Sono nato sbagliato, o ho sbagliato a nascere?
È strano come la vita posso scombinarti dentro. Ci sono momenti in cui sei serena e tranquilla, altri dove sarebbe bene non pensare perché i problemi sono talmente tanti che rischi di impazzire. Poi ci sono quei momenti di solitudine, quelli che attraversi con te stessa e credo siano quelli che fanno più male. Ci sono quelli che cerchi perché ne hai bisogno e quelli che ti piombano addosso quando meno te lo aspetti schiacciandoti a terra.

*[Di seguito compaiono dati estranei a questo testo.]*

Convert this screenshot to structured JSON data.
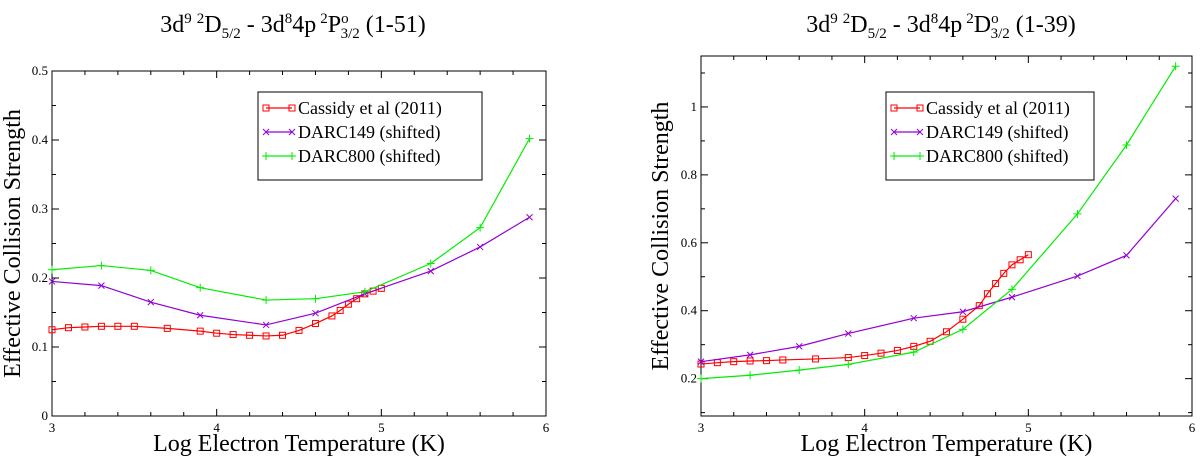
{
  "chart_data": [
    {
      "type": "line",
      "title": {
        "prefix": "3d",
        "prefix_sup": "9",
        "state1_sup": "2",
        "state1_letter": "D",
        "state1_sub": "5/2",
        "separator": " - ",
        "config2": "3d",
        "config2_sup": "8",
        "config2_rest": "4p",
        "state2_sup": "2",
        "state2_letter": "P",
        "state2_sup_o": "o",
        "state2_sub": "3/2",
        "suffix": "(1-51)"
      },
      "xlabel": "Log Electron Temperature (K)",
      "ylabel": "Effective Collision Strength",
      "xlim": [
        3,
        6
      ],
      "ylim": [
        0,
        0.5
      ],
      "xticks": [
        3,
        4,
        5,
        6
      ],
      "xtick_labels": [
        "3",
        "4",
        "5",
        "6"
      ],
      "yticks": [
        0,
        0.1,
        0.2,
        0.3,
        0.4,
        0.5
      ],
      "ytick_labels": [
        "0",
        "0.1",
        "0.2",
        "0.3",
        "0.4",
        "0.5"
      ],
      "legend": [
        "Cassidy et al (2011)",
        "DARC149 (shifted)",
        "DARC800 (shifted)"
      ],
      "series": [
        {
          "name": "Cassidy et al (2011)",
          "color": "#ff0000",
          "marker": "square",
          "x": [
            3.0,
            3.1,
            3.2,
            3.3,
            3.4,
            3.5,
            3.7,
            3.9,
            4.0,
            4.1,
            4.2,
            4.3,
            4.4,
            4.5,
            4.6,
            4.7,
            4.75,
            4.8,
            4.85,
            4.9,
            4.95,
            5.0
          ],
          "y": [
            0.125,
            0.128,
            0.129,
            0.13,
            0.13,
            0.13,
            0.127,
            0.123,
            0.12,
            0.118,
            0.117,
            0.116,
            0.117,
            0.124,
            0.134,
            0.145,
            0.153,
            0.162,
            0.17,
            0.177,
            0.181,
            0.185
          ]
        },
        {
          "name": "DARC149 (shifted)",
          "color": "#9400d3",
          "marker": "x",
          "x": [
            3.0,
            3.3,
            3.6,
            3.9,
            4.3,
            4.6,
            4.9,
            5.3,
            5.6,
            5.9
          ],
          "y": [
            0.195,
            0.189,
            0.165,
            0.146,
            0.132,
            0.149,
            0.177,
            0.21,
            0.245,
            0.288
          ]
        },
        {
          "name": "DARC800 (shifted)",
          "color": "#00ee00",
          "marker": "plus",
          "x": [
            3.0,
            3.3,
            3.6,
            3.9,
            4.3,
            4.6,
            4.9,
            5.3,
            5.6,
            5.9
          ],
          "y": [
            0.212,
            0.218,
            0.211,
            0.186,
            0.168,
            0.17,
            0.18,
            0.221,
            0.273,
            0.402
          ]
        }
      ]
    },
    {
      "type": "line",
      "title": {
        "prefix": "3d",
        "prefix_sup": "9",
        "state1_sup": "2",
        "state1_letter": "D",
        "state1_sub": "5/2",
        "separator": " - ",
        "config2": "3d",
        "config2_sup": "8",
        "config2_rest": "4p",
        "state2_sup": "2",
        "state2_letter": "D",
        "state2_sup_o": "o",
        "state2_sub": "3/2",
        "suffix": "(1-39)"
      },
      "xlabel": "Log Electron Temperature (K)",
      "ylabel": "Effective Collision Strength",
      "xlim": [
        3,
        6
      ],
      "ylim": [
        0.09,
        1.15
      ],
      "xticks": [
        3,
        4,
        5,
        6
      ],
      "xtick_labels": [
        "3",
        "4",
        "5",
        "6"
      ],
      "yticks": [
        0.2,
        0.4,
        0.6,
        0.8,
        1.0
      ],
      "ytick_labels": [
        "0.2",
        "0.4",
        "0.6",
        "0.8",
        "1"
      ],
      "legend": [
        "Cassidy et al (2011)",
        "DARC149 (shifted)",
        "DARC800 (shifted)"
      ],
      "series": [
        {
          "name": "Cassidy et al (2011)",
          "color": "#ff0000",
          "marker": "square",
          "x": [
            3.0,
            3.1,
            3.2,
            3.3,
            3.4,
            3.5,
            3.7,
            3.9,
            4.0,
            4.1,
            4.2,
            4.3,
            4.4,
            4.5,
            4.6,
            4.7,
            4.75,
            4.8,
            4.85,
            4.9,
            4.95,
            5.0
          ],
          "y": [
            0.243,
            0.247,
            0.25,
            0.252,
            0.253,
            0.255,
            0.258,
            0.262,
            0.268,
            0.275,
            0.283,
            0.295,
            0.31,
            0.338,
            0.375,
            0.415,
            0.45,
            0.48,
            0.51,
            0.535,
            0.55,
            0.565
          ]
        },
        {
          "name": "DARC149 (shifted)",
          "color": "#9400d3",
          "marker": "x",
          "x": [
            3.0,
            3.3,
            3.6,
            3.9,
            4.3,
            4.6,
            4.9,
            5.3,
            5.6,
            5.9
          ],
          "y": [
            0.25,
            0.27,
            0.295,
            0.333,
            0.378,
            0.397,
            0.44,
            0.502,
            0.563,
            0.73
          ]
        },
        {
          "name": "DARC800 (shifted)",
          "color": "#00ee00",
          "marker": "plus",
          "x": [
            3.0,
            3.3,
            3.6,
            3.9,
            4.3,
            4.6,
            4.9,
            5.3,
            5.6,
            5.9
          ],
          "y": [
            0.2,
            0.21,
            0.225,
            0.242,
            0.278,
            0.345,
            0.463,
            0.685,
            0.888,
            1.12
          ]
        }
      ]
    }
  ]
}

È triste pensare che le esperienze felici, un giorno potrebbero diventare i ricordi più terribili da sopportare.
Non c’è dolore più grande che quello di sapere di essere stati dimenticati da chi diceva di amarti.
Certe lacrime sono più difficili da ignorare, sono lacrime che salgono dal cuore, fanno brillare gli occhi. Lacrime che verso per chi credevo diversa, e mi illudevo che usasse il cuore come me, prima di ogni cosa.
La solitudine è cercare di farti apprezzare, per troppo amore trascurare la tua vita, dedicandola agli altri, senza essere capita.
Nonostante tutto il tempo passa, ma il dolore per lei rimane sempre lì, come se aspettasse un qualcosa che non arriverà mai.